Arturo Vidal (milieu du Chili):
"C'est historique, c'est très important pour nous. On rêve tous d'être champions du monde. Il faut y aller petit à petit mais on a fait un pas de géant en battant l'Espagne. (Battre le champion du monde au Maracana) c'est important pour nous, ça va nous donner de la maturité après avoir battu une équipe de premier niveau. On a beaucoup travaillé. Il y a la qualité du groupe, le travail... On en récolte les fruits. Pour moi (blessé au genou), c'est une réussite. Je joue de plus en plus, je me sens mieux à chaque fois. Et je suis fier de représenter le Chili. Ca m'a traversé l'esprit de rater le Mondial, mais le mental et l'aide du staff font que je suis là".

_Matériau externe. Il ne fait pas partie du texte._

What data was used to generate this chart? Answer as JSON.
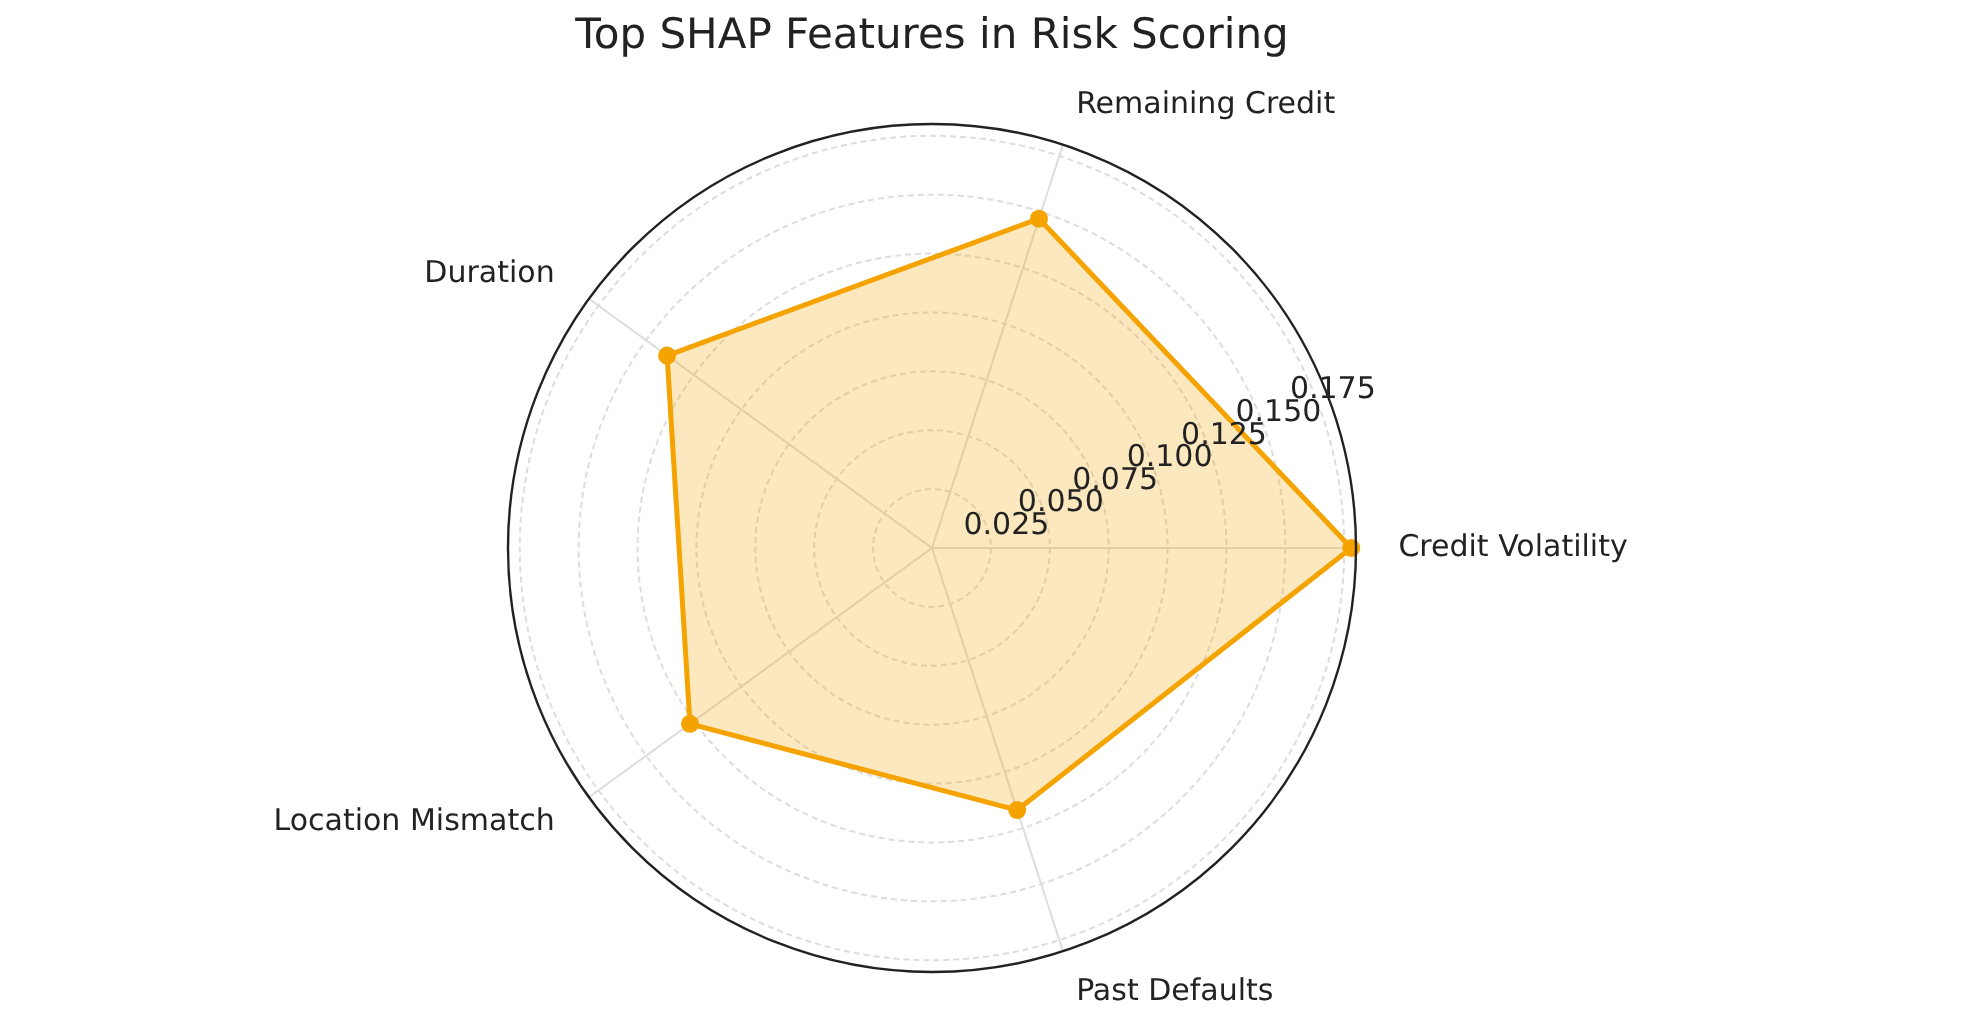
{
  "chart_data": {
    "type": "radar",
    "title": "Top SHAP Features in Risk Scoring",
    "categories": [
      "Remaining Credit",
      "Credit Volatility",
      "Past Defaults",
      "Location Mismatch",
      "Duration"
    ],
    "series": [
      {
        "color": "#f5a300",
        "values": [
          0.147,
          0.178,
          0.117,
          0.127,
          0.139
        ]
      }
    ],
    "ylim": [
      0,
      0.18
    ],
    "yticks": [
      0.025,
      {
        "value": 0.05,
        "label": "0.050"
      },
      0.075,
      {
        "value": 0.1,
        "label": "0.100"
      },
      0.125,
      {
        "value": 0.15,
        "label": "0.150"
      },
      0.175
    ],
    "grid": true,
    "marker": "circle"
  }
}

Jorge Valdivia (milieu du Chili):
"On est heureux et tranquilles. Heureux d'avoir gagné, d'être qualifiés. Et tranquilles parce c'est un jour dont on se souviendra longtemps. On va maintenant se reposer... Sampaoli a pris une sélection qui était un peu dans les cordes, un peu sonnée, mais on a réussi à se qualifier. On a beaucoup travaillé et on l'a montré sur le terrain. Battre l'Espagne ce n'était pas notre objectif principal. Notre objectif principal, comme les autres sélections, c'est d'arriver en finale et gagner. C'est sûr que j'aimerais jouer plus, c'est normal mais il y a un entraîneur qui décide. Et si on est là où on est aujourd'hui, c'est parce qu'on est un groupe. Je travaille, je joue ici (Palmeiras, club de Sao Paulo). Alors, j'ai le soutien de beaucoup de Brésiliens, de supporteurs de Palmeiras. Pour moi, c'est spécial".